Milling Water

Inheriting a Swiss heritage building - a watermill - initiated a process of looking closer, observing and re-tracing what relatives had built years ago. This revealed water as the key transformation element, traces demonstrating its absence or long term presence. Water shifted into the focus of the observations and became the common denominator - the meta context - of the research.

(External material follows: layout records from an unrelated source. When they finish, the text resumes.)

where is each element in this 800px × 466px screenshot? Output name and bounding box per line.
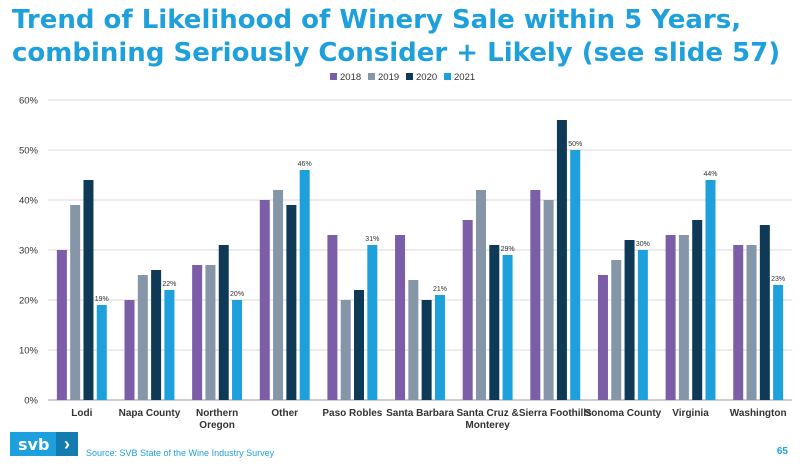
x-tick-label: Santa Barbara: [386, 408, 454, 419]
bar-2019: [611, 260, 622, 400]
legend: 2018 2019 2020 2021: [330, 72, 475, 83]
bars: 19% 22% 20% 46% 31% 21% 29% 50% 30% 44% 23%: [56, 120, 785, 400]
chevron-right-icon: ›: [56, 432, 78, 456]
bar-2019: [205, 265, 216, 400]
legend-label-2019: 2019: [378, 72, 399, 83]
y-tick-label: 10%: [19, 346, 39, 357]
x-tick-label: Northern: [196, 408, 238, 419]
bar-2018: [56, 250, 67, 400]
bar-2019: [70, 205, 81, 400]
bar-2021: [232, 300, 243, 400]
bar-2020: [354, 290, 365, 400]
bar-2021: [637, 250, 648, 400]
x-tick-label: Sierra Foothills: [519, 408, 592, 419]
legend-swatch-2019: [368, 73, 375, 80]
x-tick-label: Paso Robles: [322, 408, 382, 419]
bar-2021: [434, 295, 445, 400]
bar-2018: [530, 190, 541, 400]
legend-swatch-2018: [330, 73, 337, 80]
bar-2020: [151, 270, 162, 400]
x-tick-label: Napa County: [119, 408, 181, 419]
legend-swatch-2020: [406, 73, 413, 80]
bar-2020: [692, 220, 703, 400]
bar-2019: [475, 190, 486, 400]
x-tick-label: Sonoma County: [585, 408, 662, 419]
x-tick-label: Oregon: [199, 420, 235, 431]
data-label: 20%: [230, 291, 244, 298]
page-number: 65: [776, 446, 788, 457]
chart-title: Trend of Likelihood of Winery Sale withi…: [12, 5, 781, 68]
bar-2018: [462, 220, 473, 400]
data-label: 19%: [95, 296, 109, 303]
y-tick-label: 20%: [19, 296, 39, 307]
bar-2018: [327, 235, 338, 400]
data-label: 23%: [771, 276, 785, 283]
x-tick-label: Washington: [730, 408, 787, 419]
data-label: 29%: [501, 246, 515, 253]
bar-2020: [759, 225, 770, 400]
bar-2020: [218, 245, 229, 400]
legend-label-2021: 2021: [454, 72, 475, 83]
svb-logo: svb ›: [10, 432, 78, 456]
source-note: Source: SVB State of the Wine Industry S…: [86, 448, 275, 458]
data-label: 21%: [433, 286, 447, 293]
data-label: 50%: [568, 141, 582, 148]
data-label: 22%: [162, 281, 176, 288]
bar-2019: [408, 280, 419, 400]
y-axis-ticks: 0% 10% 20% 30% 40% 50% 60%: [19, 96, 39, 407]
y-tick-label: 60%: [19, 96, 39, 107]
x-tick-label: Lodi: [71, 408, 92, 419]
bar-2021: [773, 285, 784, 400]
bar-2020: [624, 240, 635, 400]
legend-label-2018: 2018: [340, 72, 361, 83]
x-tick-label: Monterey: [465, 420, 510, 431]
bar-2019: [678, 235, 689, 400]
y-tick-label: 0%: [24, 396, 38, 407]
bar-2021: [299, 170, 310, 400]
bar-2018: [395, 235, 406, 400]
x-tick-label: Santa Cruz &: [457, 408, 519, 419]
bar-2020: [556, 120, 567, 400]
bar-2020: [286, 205, 297, 400]
bar-2019: [340, 300, 351, 400]
bar-2020: [421, 300, 432, 400]
bar-2021: [367, 245, 378, 400]
data-label: 31%: [365, 236, 379, 243]
bar-chart: 0% 10% 20% 30% 40% 50% 60% 19% 22% 20% 46% 31% 21% 2…: [19, 72, 792, 431]
svb-logo-text: svb: [18, 434, 50, 454]
y-tick-label: 30%: [19, 246, 39, 257]
bar-2018: [124, 300, 135, 400]
bar-2020: [83, 180, 94, 400]
data-label: 30%: [636, 241, 650, 248]
bar-2021: [502, 255, 513, 400]
bar-2018: [597, 275, 608, 400]
bar-2021: [705, 180, 716, 400]
legend-swatch-2021: [444, 73, 451, 80]
y-tick-label: 50%: [19, 146, 39, 157]
legend-label-2020: 2020: [416, 72, 437, 83]
bar-2021: [570, 150, 581, 400]
data-label: 44%: [703, 171, 717, 178]
bar-2020: [489, 245, 500, 400]
bar-2018: [733, 245, 744, 400]
y-tick-label: 40%: [19, 196, 39, 207]
bar-2019: [543, 200, 554, 400]
bar-2021: [96, 305, 107, 400]
data-label: 46%: [298, 161, 312, 168]
bar-2019: [273, 190, 284, 400]
x-tick-label: Virginia: [672, 408, 709, 419]
bar-2019: [746, 245, 757, 400]
x-tick-label: Other: [271, 408, 298, 419]
bar-2021: [164, 290, 175, 400]
bar-2018: [192, 265, 203, 400]
bar-2018: [665, 235, 676, 400]
bar-2018: [259, 200, 270, 400]
bar-2019: [137, 275, 148, 400]
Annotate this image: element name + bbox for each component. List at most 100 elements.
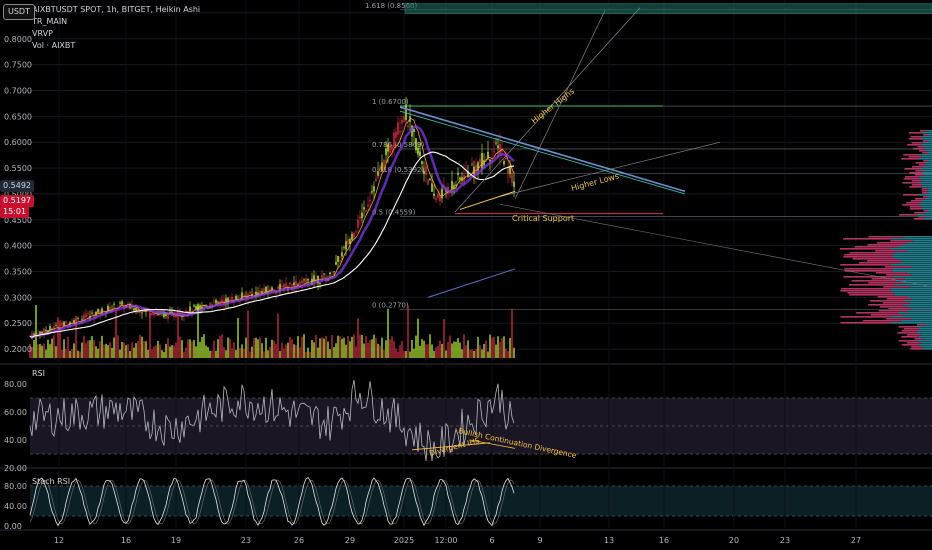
volume-profile-buy <box>897 312 932 314</box>
volume-bar <box>133 347 135 358</box>
candle-body <box>369 199 371 202</box>
candle-body <box>333 271 335 273</box>
volume-profile-sell <box>915 174 925 176</box>
volume-profile-sell <box>920 130 927 132</box>
volume-profile-buy <box>904 278 932 280</box>
candle-body <box>351 233 353 240</box>
stoch-d-line <box>29 479 515 525</box>
volume-profile-buy <box>919 154 932 156</box>
volume-profile-buy <box>927 152 932 154</box>
volume-profile-sell <box>878 310 909 312</box>
volume-bar <box>333 347 335 358</box>
volume-bar <box>355 346 357 358</box>
volume-bar <box>61 349 63 358</box>
volume-bar <box>159 344 161 358</box>
volume-bar <box>279 350 281 358</box>
candle-body <box>393 132 395 147</box>
stoch-tick-label: 40.00 <box>4 502 27 511</box>
volume-bar <box>223 347 225 358</box>
volume-bar <box>219 335 221 358</box>
volume-bar <box>337 335 339 358</box>
candle-body <box>439 195 441 202</box>
volume-profile-sell <box>910 348 923 350</box>
volume-profile-buy <box>892 254 932 256</box>
volume-profile-buy <box>922 142 932 144</box>
volume-profile-sell <box>909 186 922 188</box>
candle-body <box>281 285 283 287</box>
volume-bar <box>199 341 201 358</box>
higher-highs-line <box>454 7 641 213</box>
candle-body <box>77 317 79 319</box>
volume-bar <box>403 350 405 358</box>
rsi-divergence-line <box>469 439 516 449</box>
indicator-vrvp[interactable]: VRVP <box>32 29 53 38</box>
indicator-tr-main[interactable]: TR_MAIN <box>31 17 67 26</box>
volume-bar <box>211 350 213 358</box>
volume-bar <box>65 348 67 358</box>
volume-bar <box>41 345 43 358</box>
stoch-tick-label: 0.00 <box>4 522 22 531</box>
volume-bar <box>493 337 495 358</box>
volume-profile-buy <box>918 330 932 332</box>
volume-profile-buy <box>919 176 932 178</box>
candle-body <box>321 275 323 281</box>
candle-body <box>339 260 341 262</box>
time-tick-label: 16 <box>659 536 669 545</box>
currency-badge[interactable]: USDT <box>3 4 35 20</box>
volume-profile-sell <box>844 254 893 256</box>
volume-bar <box>315 334 317 358</box>
volume-bar <box>271 339 273 358</box>
candle-body <box>365 210 367 212</box>
volume-bar <box>293 344 295 358</box>
volume-bar <box>343 337 345 358</box>
volume-bar <box>395 348 397 358</box>
candle-body <box>45 329 47 332</box>
volume-profile-buy <box>928 160 932 162</box>
volume-bar <box>229 338 231 358</box>
volume-bar <box>145 341 147 358</box>
volume-bar <box>153 346 155 358</box>
candle-body <box>405 104 407 120</box>
volume-bar <box>409 351 411 358</box>
candle-body <box>513 181 515 187</box>
volume-profile-buy <box>921 132 932 134</box>
long-trendline <box>499 203 932 288</box>
candle-body <box>509 167 511 174</box>
volume-profile-buy <box>903 304 932 306</box>
volume-profile-buy <box>907 242 932 244</box>
volume-bar <box>329 349 331 358</box>
volume-profile-sell <box>923 210 929 212</box>
volume-profile-buy <box>918 158 932 160</box>
volume-bar <box>95 346 97 358</box>
candle-body <box>167 313 169 320</box>
candle-body <box>39 331 41 335</box>
volume-profile-buy <box>890 322 932 324</box>
candle-body <box>255 291 257 297</box>
candle-body <box>507 167 509 175</box>
volume-profile-buy <box>902 244 932 246</box>
descending-trendline-inner <box>399 110 686 195</box>
volume-profile-buy <box>922 346 932 348</box>
volume-bar <box>435 347 437 358</box>
volume-bar <box>263 351 265 358</box>
annotation-higher-lows[interactable]: Higher Lows <box>570 172 620 193</box>
volume-profile-sell <box>849 284 895 286</box>
candle-body <box>51 328 53 330</box>
candle-body <box>151 312 153 316</box>
volume-bar <box>185 347 187 358</box>
candle-body <box>249 291 251 294</box>
volume-bar <box>503 336 505 358</box>
volume-profile-buy <box>924 338 932 340</box>
volume-profile-sell <box>904 178 920 180</box>
annotation-critical-support[interactable]: Critical Support <box>512 214 574 223</box>
volume-profile-sell <box>903 154 920 156</box>
volume-bar <box>71 349 73 358</box>
volume-profile-buy <box>896 258 932 260</box>
volume-profile-buy <box>928 134 932 136</box>
indicator-volume[interactable]: Vol · AIXBT <box>32 41 75 50</box>
volume-bar <box>207 347 209 358</box>
volume-profile-buy <box>927 188 932 190</box>
volume-bar <box>347 335 349 358</box>
volume-profile-buy <box>917 340 932 342</box>
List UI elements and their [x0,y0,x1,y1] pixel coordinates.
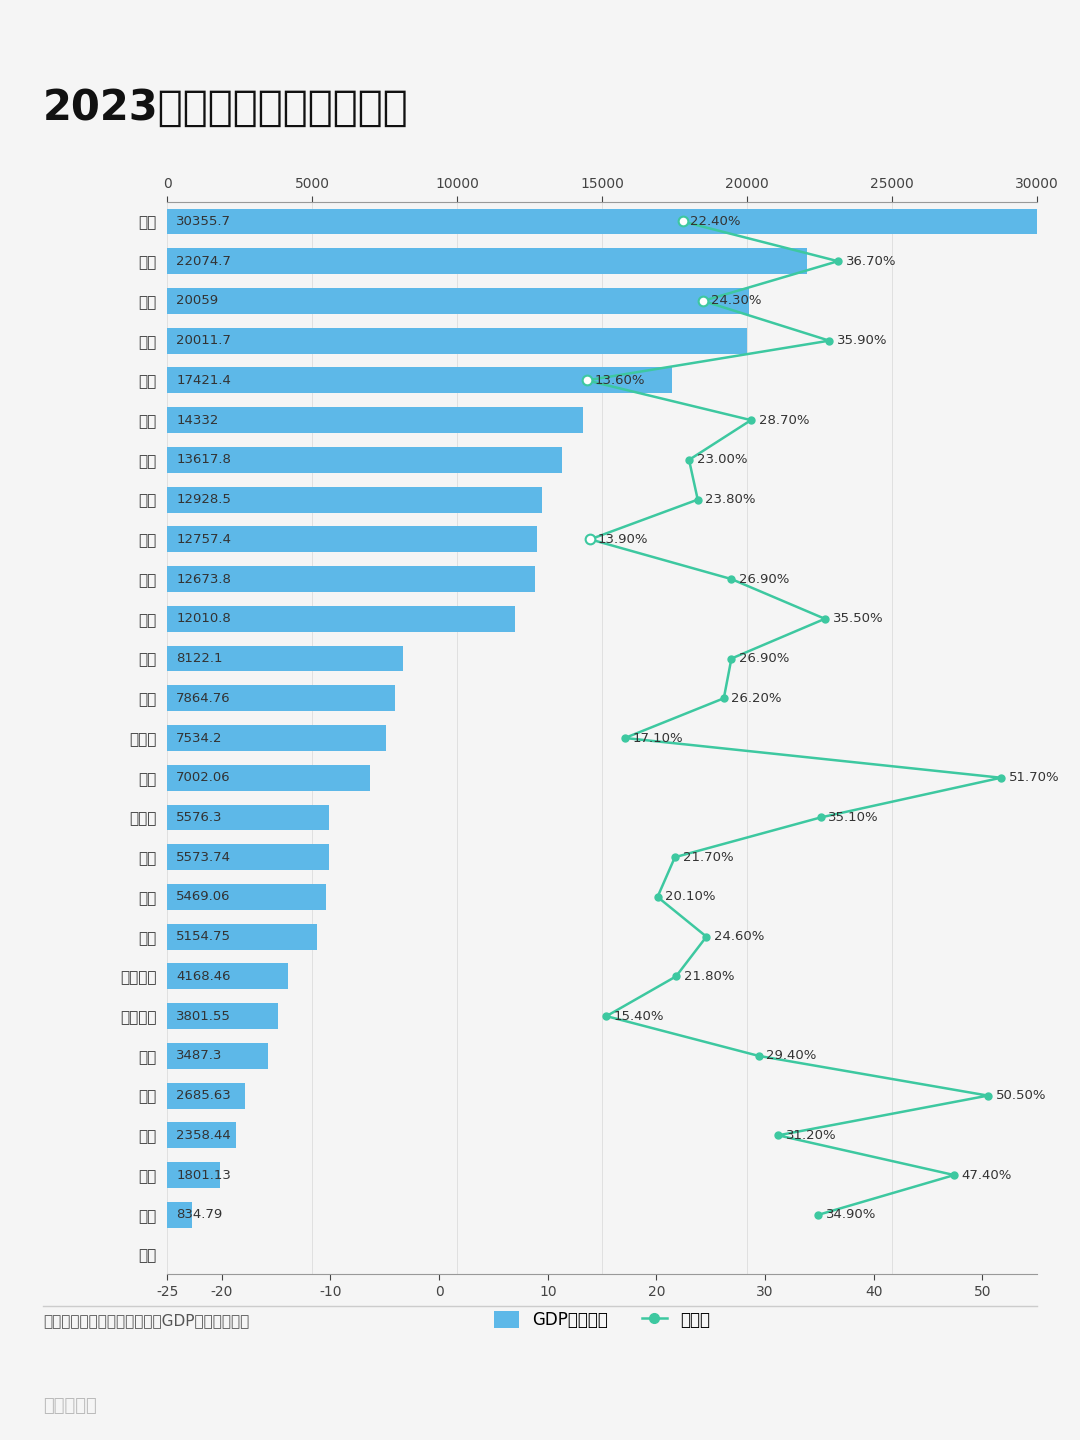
Text: 4168.46: 4168.46 [176,971,231,984]
Bar [167,805,329,831]
Text: 2358.44: 2358.44 [176,1129,231,1142]
Text: 22.40%: 22.40% [690,215,741,228]
Text: 13.90%: 13.90% [597,533,648,546]
Text: 7002.06: 7002.06 [176,772,231,785]
Text: 20059: 20059 [176,294,218,307]
Text: 21.70%: 21.70% [683,851,733,864]
Text: 2685.63: 2685.63 [176,1089,231,1102]
Bar [167,367,672,393]
Text: 35.10%: 35.10% [828,811,879,824]
Text: 21.80%: 21.80% [684,971,734,984]
Bar [167,844,329,870]
Bar [167,328,747,354]
Bar [167,1043,269,1068]
Text: 12928.5: 12928.5 [176,492,231,505]
Bar [167,1083,245,1109]
Text: 5573.74: 5573.74 [176,851,231,864]
Bar [167,408,583,433]
Bar [167,566,535,592]
Text: 12010.8: 12010.8 [176,612,231,625]
Bar [167,645,403,671]
Text: 3487.3: 3487.3 [176,1050,222,1063]
Bar [167,884,326,910]
Bar [167,685,395,711]
Text: 城市进化论: 城市进化论 [43,1397,97,1414]
Text: 28.70%: 28.70% [758,413,809,426]
Text: 50.50%: 50.50% [996,1089,1047,1102]
Bar [167,765,370,791]
Text: 24.30%: 24.30% [711,294,761,307]
Text: 23.80%: 23.80% [705,492,756,505]
Bar [167,1122,235,1148]
Text: 2023年省会城市经济首位度: 2023年省会城市经济首位度 [43,86,409,128]
Bar [167,726,386,750]
Text: 5154.75: 5154.75 [176,930,231,943]
Text: 12673.8: 12673.8 [176,573,231,586]
Bar [167,923,316,949]
Text: 8122.1: 8122.1 [176,652,222,665]
Text: 24.60%: 24.60% [714,930,765,943]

In Switzerland, water is public good. However, the infrastructures making water accessible result in the privatization of water and binds a cost to its usage. Fountains are the only designed structures allowing free access to fresh water in urban areas. Recent initiatives for stream revitalizations require designing open river beds for aquatic life. By making this water accessible to everyone, these river designs transcend the modern separation between infrastructure, nature and culture while also highlighting the mill as a typology of water infrastructure. Within our contemporary context, the mill needs to go beyond historic functions of capitalizing water to enter into a new kind of symbiosis. Much like a plant, it absorbs water into its structure, revitalizing both the stream and the mill – giving new life and meaning. The mill dissolves the boarders between private, public and common water. A shared space is created where people, species (animals, plants), and elements (water, rock, wood, etc.) come together and enter into an exchange. This is physical, through form such as the large roof providing shade and protection for water and its natural habitats as well as for the building itself. It is also material, the wooden beams and their tissues, providing the buildings structure while originally serving as water transport channels. The water now flowing through the building remembers these materials. The space of water becomes multi- sensory, allowing human bodily qualities to overcome our being, in a way that crystalizes that we are not much different than other life – all dependent on water. The exchange is then one of emotion and understanding, a rekindling of our attitude and sense of belonging as part of nature. With this, the boundaries separating the natural and built environment are dissolved and in that, our relationship to our ancestors and future descendants is conceptualized. The mill starts filtering, protecting, preserving and mediating waters – milling accessible water. In the middle of it all is the water keeper. An expert in aquatic habitats, constantly balancing and monitoring the revitalized environments around water. This keeper performs an ecological service centering the understanding of value away from profit and towards ecological sustenance and understanding. Continuously asking society to imagine a new legacy; is this a heritage to leave behind for the next generation?